Karen, 40, and her husband, Bernard, an inventor, have signed the disclaimer that the Norwegian expedition leader, Borge Ousland, 43, requests from all participants. Presumably the couple are reassured by the fact the explorer has done this trip successfully several times before, as well as similar ventures to the South Pole.
Maguire, a fourth-year pupil at Hutchesons’ Grammar School in Glasgow, is unfazed by the dangers. “I’m not too worried about polar bears. I’m more worried that something small will happen, like one of us getting an injury, which will prevent us from reaching the pole.”
Maguire and the eight other adventurers taking part in Ousland’s expedition are due to arrive at the pole on April 20 or 21, depending on their progress. If they succeed, Maguire, whose 16th birthday is on August 23, will shave three months off the record set by the explorer David Hempleman-Adams’s daughter Alicia, who was also 15 when she walked to the North Pole last April.
In addition to basic rations of freeze-dried pasta, stews, soup and meat, Maguire is taking his own supply of chocolate and a celebratory cake baked by his mother. He plans to share this around once they reach the pole, where, conditions permitting, they will spend their last night before flying back to base in a helicopter.

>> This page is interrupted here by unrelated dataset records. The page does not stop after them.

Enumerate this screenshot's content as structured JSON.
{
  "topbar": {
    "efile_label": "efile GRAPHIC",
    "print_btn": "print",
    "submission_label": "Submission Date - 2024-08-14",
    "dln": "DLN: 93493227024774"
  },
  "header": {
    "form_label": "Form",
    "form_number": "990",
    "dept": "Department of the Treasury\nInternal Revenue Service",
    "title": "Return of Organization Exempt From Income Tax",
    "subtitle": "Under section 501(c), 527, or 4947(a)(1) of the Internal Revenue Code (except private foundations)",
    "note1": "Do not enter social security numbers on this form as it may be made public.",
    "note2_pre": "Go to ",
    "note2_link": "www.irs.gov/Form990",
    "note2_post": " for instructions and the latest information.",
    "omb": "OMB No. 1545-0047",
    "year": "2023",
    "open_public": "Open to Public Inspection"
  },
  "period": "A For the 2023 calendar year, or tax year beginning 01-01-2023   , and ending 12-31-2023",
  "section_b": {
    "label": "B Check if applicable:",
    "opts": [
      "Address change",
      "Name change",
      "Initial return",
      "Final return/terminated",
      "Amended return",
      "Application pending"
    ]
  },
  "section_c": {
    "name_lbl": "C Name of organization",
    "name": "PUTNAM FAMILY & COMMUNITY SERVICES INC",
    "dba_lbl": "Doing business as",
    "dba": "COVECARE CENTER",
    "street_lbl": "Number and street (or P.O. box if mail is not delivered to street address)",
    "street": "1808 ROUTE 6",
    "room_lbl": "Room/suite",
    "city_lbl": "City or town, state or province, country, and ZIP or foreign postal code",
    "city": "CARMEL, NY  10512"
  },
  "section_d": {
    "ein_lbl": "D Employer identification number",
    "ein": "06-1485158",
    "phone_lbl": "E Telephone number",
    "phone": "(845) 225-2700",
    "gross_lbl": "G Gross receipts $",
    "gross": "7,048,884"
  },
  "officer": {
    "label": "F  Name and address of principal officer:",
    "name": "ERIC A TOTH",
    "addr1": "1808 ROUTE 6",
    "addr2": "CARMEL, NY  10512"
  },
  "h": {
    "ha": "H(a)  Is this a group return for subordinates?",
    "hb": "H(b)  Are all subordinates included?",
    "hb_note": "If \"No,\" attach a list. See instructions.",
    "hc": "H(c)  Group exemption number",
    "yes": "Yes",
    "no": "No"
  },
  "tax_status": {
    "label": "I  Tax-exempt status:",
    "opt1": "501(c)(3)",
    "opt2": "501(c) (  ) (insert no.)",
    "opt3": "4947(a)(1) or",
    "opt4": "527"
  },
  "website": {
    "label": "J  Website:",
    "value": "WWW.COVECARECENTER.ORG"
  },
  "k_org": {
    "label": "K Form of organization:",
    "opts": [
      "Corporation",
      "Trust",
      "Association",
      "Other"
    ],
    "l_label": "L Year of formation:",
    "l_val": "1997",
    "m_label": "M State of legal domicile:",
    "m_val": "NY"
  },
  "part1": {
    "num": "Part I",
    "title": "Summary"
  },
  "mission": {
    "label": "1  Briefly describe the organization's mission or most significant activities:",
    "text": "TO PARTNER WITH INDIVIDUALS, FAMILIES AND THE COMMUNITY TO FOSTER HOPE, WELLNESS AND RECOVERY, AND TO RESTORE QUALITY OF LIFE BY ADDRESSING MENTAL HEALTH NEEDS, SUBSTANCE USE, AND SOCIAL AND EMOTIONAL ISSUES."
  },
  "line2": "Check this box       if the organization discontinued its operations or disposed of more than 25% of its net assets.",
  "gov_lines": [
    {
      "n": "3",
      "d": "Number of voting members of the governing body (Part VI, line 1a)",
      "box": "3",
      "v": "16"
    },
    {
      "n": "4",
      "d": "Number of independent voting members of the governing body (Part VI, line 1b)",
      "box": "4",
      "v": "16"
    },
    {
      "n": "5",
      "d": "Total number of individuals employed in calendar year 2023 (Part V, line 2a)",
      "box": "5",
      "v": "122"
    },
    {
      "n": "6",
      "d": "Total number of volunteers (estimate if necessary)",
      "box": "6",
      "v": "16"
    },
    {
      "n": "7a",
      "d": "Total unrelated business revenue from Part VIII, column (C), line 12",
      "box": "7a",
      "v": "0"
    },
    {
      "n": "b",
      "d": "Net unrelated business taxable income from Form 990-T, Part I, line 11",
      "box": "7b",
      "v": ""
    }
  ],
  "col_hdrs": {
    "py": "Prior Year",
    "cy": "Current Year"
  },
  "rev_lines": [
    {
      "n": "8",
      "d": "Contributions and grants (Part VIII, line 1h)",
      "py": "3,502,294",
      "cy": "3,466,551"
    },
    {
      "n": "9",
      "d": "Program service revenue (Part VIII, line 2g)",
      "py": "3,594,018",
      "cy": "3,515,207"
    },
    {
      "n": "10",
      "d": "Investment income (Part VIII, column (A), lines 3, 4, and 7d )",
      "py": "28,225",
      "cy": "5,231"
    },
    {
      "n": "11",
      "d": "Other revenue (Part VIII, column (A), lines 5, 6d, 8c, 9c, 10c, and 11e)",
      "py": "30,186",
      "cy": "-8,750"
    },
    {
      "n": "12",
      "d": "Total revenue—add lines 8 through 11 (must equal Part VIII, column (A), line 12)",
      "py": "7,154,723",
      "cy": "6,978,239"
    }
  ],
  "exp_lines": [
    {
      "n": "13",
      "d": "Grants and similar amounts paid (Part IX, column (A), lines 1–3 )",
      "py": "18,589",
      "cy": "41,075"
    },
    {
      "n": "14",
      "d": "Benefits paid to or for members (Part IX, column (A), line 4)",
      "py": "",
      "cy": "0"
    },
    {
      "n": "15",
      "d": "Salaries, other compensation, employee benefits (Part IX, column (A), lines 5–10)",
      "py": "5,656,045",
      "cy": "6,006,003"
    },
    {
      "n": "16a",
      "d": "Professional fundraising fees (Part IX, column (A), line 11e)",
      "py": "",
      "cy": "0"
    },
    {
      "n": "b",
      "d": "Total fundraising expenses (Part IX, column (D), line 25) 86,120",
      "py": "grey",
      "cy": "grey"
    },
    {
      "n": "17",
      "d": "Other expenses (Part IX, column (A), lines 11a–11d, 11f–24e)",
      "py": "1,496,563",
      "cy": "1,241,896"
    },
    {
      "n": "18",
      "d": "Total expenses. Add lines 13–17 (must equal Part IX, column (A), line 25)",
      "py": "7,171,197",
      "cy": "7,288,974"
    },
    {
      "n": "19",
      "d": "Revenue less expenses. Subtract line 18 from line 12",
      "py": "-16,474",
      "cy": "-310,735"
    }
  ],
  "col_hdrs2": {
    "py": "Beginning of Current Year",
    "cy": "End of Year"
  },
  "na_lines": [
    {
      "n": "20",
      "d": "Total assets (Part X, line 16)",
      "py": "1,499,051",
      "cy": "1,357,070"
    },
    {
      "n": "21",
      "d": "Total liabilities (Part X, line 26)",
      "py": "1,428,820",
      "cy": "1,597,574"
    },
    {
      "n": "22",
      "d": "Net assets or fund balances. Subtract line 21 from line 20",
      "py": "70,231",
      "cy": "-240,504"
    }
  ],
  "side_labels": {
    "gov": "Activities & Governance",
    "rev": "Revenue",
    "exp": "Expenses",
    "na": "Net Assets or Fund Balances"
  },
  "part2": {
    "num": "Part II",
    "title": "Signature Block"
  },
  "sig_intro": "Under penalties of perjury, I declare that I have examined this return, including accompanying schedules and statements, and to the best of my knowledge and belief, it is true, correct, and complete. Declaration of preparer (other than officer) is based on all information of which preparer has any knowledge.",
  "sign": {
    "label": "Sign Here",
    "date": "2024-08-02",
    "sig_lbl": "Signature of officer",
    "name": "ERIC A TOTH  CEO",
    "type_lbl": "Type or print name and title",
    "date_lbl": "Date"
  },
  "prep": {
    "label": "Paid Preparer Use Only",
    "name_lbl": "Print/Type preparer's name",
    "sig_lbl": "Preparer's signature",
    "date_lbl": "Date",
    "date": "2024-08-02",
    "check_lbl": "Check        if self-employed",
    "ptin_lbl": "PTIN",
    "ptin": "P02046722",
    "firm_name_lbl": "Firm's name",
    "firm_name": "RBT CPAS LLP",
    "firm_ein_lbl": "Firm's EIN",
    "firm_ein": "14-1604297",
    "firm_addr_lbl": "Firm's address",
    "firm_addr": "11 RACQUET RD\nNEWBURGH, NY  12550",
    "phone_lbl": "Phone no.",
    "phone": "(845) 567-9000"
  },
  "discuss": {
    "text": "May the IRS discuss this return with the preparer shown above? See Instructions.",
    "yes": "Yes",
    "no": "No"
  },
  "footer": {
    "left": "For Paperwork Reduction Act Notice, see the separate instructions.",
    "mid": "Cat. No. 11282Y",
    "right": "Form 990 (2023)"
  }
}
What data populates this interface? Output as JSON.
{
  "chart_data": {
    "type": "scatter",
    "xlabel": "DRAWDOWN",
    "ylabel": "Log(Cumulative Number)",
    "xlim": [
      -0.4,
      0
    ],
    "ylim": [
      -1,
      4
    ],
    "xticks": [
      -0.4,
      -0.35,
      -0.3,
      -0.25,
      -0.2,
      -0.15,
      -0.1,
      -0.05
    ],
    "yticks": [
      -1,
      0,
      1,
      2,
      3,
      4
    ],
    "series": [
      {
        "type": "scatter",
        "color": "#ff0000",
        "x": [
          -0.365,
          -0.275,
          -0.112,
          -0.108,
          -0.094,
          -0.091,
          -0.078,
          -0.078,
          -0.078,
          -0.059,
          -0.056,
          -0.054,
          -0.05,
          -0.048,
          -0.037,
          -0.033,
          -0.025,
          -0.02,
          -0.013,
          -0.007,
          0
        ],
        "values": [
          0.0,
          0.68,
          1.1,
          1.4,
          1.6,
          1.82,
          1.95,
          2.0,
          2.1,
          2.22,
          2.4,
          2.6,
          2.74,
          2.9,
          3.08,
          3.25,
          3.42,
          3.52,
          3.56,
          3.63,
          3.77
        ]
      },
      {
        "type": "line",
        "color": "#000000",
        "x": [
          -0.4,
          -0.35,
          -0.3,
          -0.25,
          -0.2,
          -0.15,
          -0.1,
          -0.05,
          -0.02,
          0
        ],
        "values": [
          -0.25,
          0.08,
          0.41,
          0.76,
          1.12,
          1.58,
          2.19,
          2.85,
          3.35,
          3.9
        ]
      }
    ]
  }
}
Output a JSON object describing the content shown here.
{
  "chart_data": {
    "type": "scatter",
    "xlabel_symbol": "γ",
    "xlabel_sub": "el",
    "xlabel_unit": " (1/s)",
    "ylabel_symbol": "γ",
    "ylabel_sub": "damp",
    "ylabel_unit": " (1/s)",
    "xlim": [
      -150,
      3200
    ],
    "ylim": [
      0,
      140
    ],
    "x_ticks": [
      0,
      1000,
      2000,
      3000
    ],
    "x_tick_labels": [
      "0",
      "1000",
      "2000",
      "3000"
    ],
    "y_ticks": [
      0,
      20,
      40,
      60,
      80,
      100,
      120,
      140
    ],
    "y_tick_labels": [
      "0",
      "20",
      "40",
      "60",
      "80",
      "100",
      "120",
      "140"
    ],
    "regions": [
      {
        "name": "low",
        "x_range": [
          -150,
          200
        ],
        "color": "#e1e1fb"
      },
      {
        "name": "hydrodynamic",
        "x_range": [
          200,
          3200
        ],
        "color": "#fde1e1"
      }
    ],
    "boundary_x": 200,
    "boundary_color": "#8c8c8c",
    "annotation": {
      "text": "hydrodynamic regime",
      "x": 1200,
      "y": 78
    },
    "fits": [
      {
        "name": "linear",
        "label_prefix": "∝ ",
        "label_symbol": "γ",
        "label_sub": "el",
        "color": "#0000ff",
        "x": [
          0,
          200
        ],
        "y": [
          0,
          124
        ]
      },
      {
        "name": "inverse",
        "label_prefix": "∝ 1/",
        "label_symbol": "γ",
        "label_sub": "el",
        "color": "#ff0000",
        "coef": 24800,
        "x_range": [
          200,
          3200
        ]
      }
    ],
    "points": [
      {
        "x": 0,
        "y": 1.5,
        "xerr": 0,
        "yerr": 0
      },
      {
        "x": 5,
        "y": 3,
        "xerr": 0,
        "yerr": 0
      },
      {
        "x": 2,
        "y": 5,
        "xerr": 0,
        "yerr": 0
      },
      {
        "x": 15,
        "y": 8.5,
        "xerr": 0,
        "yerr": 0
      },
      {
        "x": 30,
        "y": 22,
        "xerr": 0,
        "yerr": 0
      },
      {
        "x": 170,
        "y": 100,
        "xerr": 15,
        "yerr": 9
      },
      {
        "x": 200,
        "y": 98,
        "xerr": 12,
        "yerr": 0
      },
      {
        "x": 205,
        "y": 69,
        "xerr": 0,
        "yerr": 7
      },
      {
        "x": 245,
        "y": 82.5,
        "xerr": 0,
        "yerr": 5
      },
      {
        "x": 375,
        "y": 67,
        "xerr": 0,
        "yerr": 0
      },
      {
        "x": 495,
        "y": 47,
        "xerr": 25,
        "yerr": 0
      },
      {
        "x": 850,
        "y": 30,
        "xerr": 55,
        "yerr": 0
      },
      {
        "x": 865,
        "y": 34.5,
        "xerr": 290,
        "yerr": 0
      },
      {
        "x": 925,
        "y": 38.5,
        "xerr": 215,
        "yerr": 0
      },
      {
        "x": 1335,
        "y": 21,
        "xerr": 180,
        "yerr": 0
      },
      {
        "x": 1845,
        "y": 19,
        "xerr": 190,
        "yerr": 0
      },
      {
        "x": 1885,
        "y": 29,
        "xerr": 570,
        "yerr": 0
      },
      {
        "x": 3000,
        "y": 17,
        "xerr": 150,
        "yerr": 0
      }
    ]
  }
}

“I can’t believe I am finally getting to go,” says Maguire, who has dedicated the last 18 months to preparing for the trip. “Now that our departure is so close I’m just desperate to get started.” He hopes to speak to his mother every couple of days by satellite phone and plans to send a blog home, updating family and friends on his progress.
The youngster has been interested in the North Pole for as long as he can remember. “He was never into Spiderman and Batman like other boys his age,” says his mother. Instead he spent his childhood watching documentaries and reading up on early polar explorers such as Captain Scott and Roald Amundsen.
In 2004 Maguire heard about Ben Saunders and his attempt to make the first solo and unsupported ski crossing of the Arctic Ocean, from Russia to Canada via the North Pole. The schoolboy was hooked. He followed the then 26-year-old explorer’s daily weblog and, when Saunders returned, the two spoke on the telephone. “That was really inspirational. I knew then that I definitely wanted to go to the North Pole.”
Ousland’s team will set out from “Borneo”, a drifting Russian ice station about 89 degrees north. From there they will pull their sleds through the hostile environment, over pack ice mountains and potentially fatal areas of thin ice, and swim, fully clothed, through leads — lakes formed by large cracks in the surface.
To prepare for the physical challenge Maguire has been running, hill climbing, boxing, playing rugby and going to the gym. The best training of all, though, has been pulling a stack of tyres tied to his waist up and down a field for hours at a time. “I think knowing what to expect is the best preparation. It will be very boring,” he says.